Home networking resources

Boy Google has become pretty polluted on the topic of home networking, many of the top pages are thin bags of links, clearly just thrown together to generate google hits and revenue. Here’s my own list of home networking resources that I use.

  • Software Tools:
    • pure networks — for file sharing, printer sharing, and generally keeping track of what’s on the network (Disclosure: Ignition is an investor)
    • itunes — for music playing and sharing. We keep all our music on a server, I wish itunes would push tags and playlists back to the server.
    • Remote Desktop — I use this all the time to manage different machines from the family room — requires XP Pro. I tried a bunch of freeware alternatives but none of them seemed particularly robust at the time.
    • Beyond Compare — my backup strategy is to spread copies of photos and music around to 4-5 different places.

That’s the primary list of resources. Anybody else have good ones?

Halloween bits

  • Looping skull – not sure what I’d do with but if I have a spare monitor might be worth running at a window. or maybe i should find a cheap projector…
  • Free circuit designs at redcircuits. Some of these may be useful.
  • in the money is no object category, fog screens.

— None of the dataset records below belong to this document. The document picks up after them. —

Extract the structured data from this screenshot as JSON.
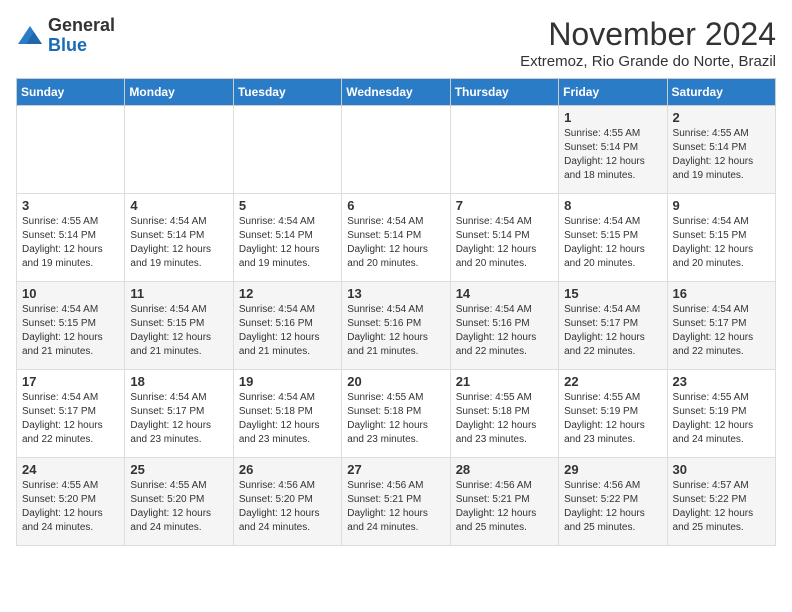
{
  "logo": {
    "general": "General",
    "blue": "Blue"
  },
  "header": {
    "title": "November 2024",
    "location": "Extremoz, Rio Grande do Norte, Brazil"
  },
  "days_of_week": [
    "Sunday",
    "Monday",
    "Tuesday",
    "Wednesday",
    "Thursday",
    "Friday",
    "Saturday"
  ],
  "weeks": [
    [
      {
        "day": "",
        "info": ""
      },
      {
        "day": "",
        "info": ""
      },
      {
        "day": "",
        "info": ""
      },
      {
        "day": "",
        "info": ""
      },
      {
        "day": "",
        "info": ""
      },
      {
        "day": "1",
        "info": "Sunrise: 4:55 AM\nSunset: 5:14 PM\nDaylight: 12 hours\nand 18 minutes."
      },
      {
        "day": "2",
        "info": "Sunrise: 4:55 AM\nSunset: 5:14 PM\nDaylight: 12 hours\nand 19 minutes."
      }
    ],
    [
      {
        "day": "3",
        "info": "Sunrise: 4:55 AM\nSunset: 5:14 PM\nDaylight: 12 hours\nand 19 minutes."
      },
      {
        "day": "4",
        "info": "Sunrise: 4:54 AM\nSunset: 5:14 PM\nDaylight: 12 hours\nand 19 minutes."
      },
      {
        "day": "5",
        "info": "Sunrise: 4:54 AM\nSunset: 5:14 PM\nDaylight: 12 hours\nand 19 minutes."
      },
      {
        "day": "6",
        "info": "Sunrise: 4:54 AM\nSunset: 5:14 PM\nDaylight: 12 hours\nand 20 minutes."
      },
      {
        "day": "7",
        "info": "Sunrise: 4:54 AM\nSunset: 5:14 PM\nDaylight: 12 hours\nand 20 minutes."
      },
      {
        "day": "8",
        "info": "Sunrise: 4:54 AM\nSunset: 5:15 PM\nDaylight: 12 hours\nand 20 minutes."
      },
      {
        "day": "9",
        "info": "Sunrise: 4:54 AM\nSunset: 5:15 PM\nDaylight: 12 hours\nand 20 minutes."
      }
    ],
    [
      {
        "day": "10",
        "info": "Sunrise: 4:54 AM\nSunset: 5:15 PM\nDaylight: 12 hours\nand 21 minutes."
      },
      {
        "day": "11",
        "info": "Sunrise: 4:54 AM\nSunset: 5:15 PM\nDaylight: 12 hours\nand 21 minutes."
      },
      {
        "day": "12",
        "info": "Sunrise: 4:54 AM\nSunset: 5:16 PM\nDaylight: 12 hours\nand 21 minutes."
      },
      {
        "day": "13",
        "info": "Sunrise: 4:54 AM\nSunset: 5:16 PM\nDaylight: 12 hours\nand 21 minutes."
      },
      {
        "day": "14",
        "info": "Sunrise: 4:54 AM\nSunset: 5:16 PM\nDaylight: 12 hours\nand 22 minutes."
      },
      {
        "day": "15",
        "info": "Sunrise: 4:54 AM\nSunset: 5:17 PM\nDaylight: 12 hours\nand 22 minutes."
      },
      {
        "day": "16",
        "info": "Sunrise: 4:54 AM\nSunset: 5:17 PM\nDaylight: 12 hours\nand 22 minutes."
      }
    ],
    [
      {
        "day": "17",
        "info": "Sunrise: 4:54 AM\nSunset: 5:17 PM\nDaylight: 12 hours\nand 22 minutes."
      },
      {
        "day": "18",
        "info": "Sunrise: 4:54 AM\nSunset: 5:17 PM\nDaylight: 12 hours\nand 23 minutes."
      },
      {
        "day": "19",
        "info": "Sunrise: 4:54 AM\nSunset: 5:18 PM\nDaylight: 12 hours\nand 23 minutes."
      },
      {
        "day": "20",
        "info": "Sunrise: 4:55 AM\nSunset: 5:18 PM\nDaylight: 12 hours\nand 23 minutes."
      },
      {
        "day": "21",
        "info": "Sunrise: 4:55 AM\nSunset: 5:18 PM\nDaylight: 12 hours\nand 23 minutes."
      },
      {
        "day": "22",
        "info": "Sunrise: 4:55 AM\nSunset: 5:19 PM\nDaylight: 12 hours\nand 23 minutes."
      },
      {
        "day": "23",
        "info": "Sunrise: 4:55 AM\nSunset: 5:19 PM\nDaylight: 12 hours\nand 24 minutes."
      }
    ],
    [
      {
        "day": "24",
        "info": "Sunrise: 4:55 AM\nSunset: 5:20 PM\nDaylight: 12 hours\nand 24 minutes."
      },
      {
        "day": "25",
        "info": "Sunrise: 4:55 AM\nSunset: 5:20 PM\nDaylight: 12 hours\nand 24 minutes."
      },
      {
        "day": "26",
        "info": "Sunrise: 4:56 AM\nSunset: 5:20 PM\nDaylight: 12 hours\nand 24 minutes."
      },
      {
        "day": "27",
        "info": "Sunrise: 4:56 AM\nSunset: 5:21 PM\nDaylight: 12 hours\nand 24 minutes."
      },
      {
        "day": "28",
        "info": "Sunrise: 4:56 AM\nSunset: 5:21 PM\nDaylight: 12 hours\nand 25 minutes."
      },
      {
        "day": "29",
        "info": "Sunrise: 4:56 AM\nSunset: 5:22 PM\nDaylight: 12 hours\nand 25 minutes."
      },
      {
        "day": "30",
        "info": "Sunrise: 4:57 AM\nSunset: 5:22 PM\nDaylight: 12 hours\nand 25 minutes."
      }
    ]
  ]
}
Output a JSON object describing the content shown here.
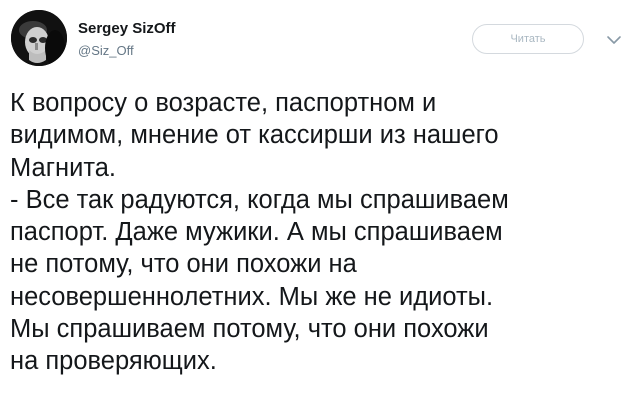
{
  "user": {
    "display_name": "Sergey SizOff",
    "username": "@Siz_Off",
    "avatar": "portrait-avatar"
  },
  "actions": {
    "follow_label": "Читать",
    "menu_icon": "chevron-down-icon"
  },
  "tweet": {
    "lines": [
      "К вопросу о возрасте, паспортном и",
      "видимом, мнение от кассирши из нашего",
      "Магнита.",
      "- Все так радуются, когда мы спрашиваем",
      "паспорт. Даже мужики. А мы спрашиваем",
      "не потому, что они похожи на",
      "несовершеннолетних. Мы же не идиоты.",
      "Мы спрашиваем потому, что они похожи",
      "на проверяющих."
    ]
  },
  "colors": {
    "text": "#14171a",
    "muted": "#657786",
    "button_border": "#d4d9de",
    "button_text": "#aab8c2"
  }
}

Interesting business and economic reads, all over the map

Recent Notable Software — 5/16

Today's Hike — Mercer Slough

Another hiking area close to home is the Mercer Slough. Not that much altitude variation but a really beautiful wetlands area — ferns, dense trees and brush, waterways, birds of all sorts. It was pouring by the time I was done this morning — but that just added to the beauty of the place, it is all about water and life.

Ignition blog roundup 5/15

Father's day wishlist

Here’s what I want:

  • Samsung MP3 player — for podcasting
  • a good pedometer+altimeter for my reentry into hiking. plenty of good pedometers and altimeters but are there any combos — preferably belt worn, not wrist?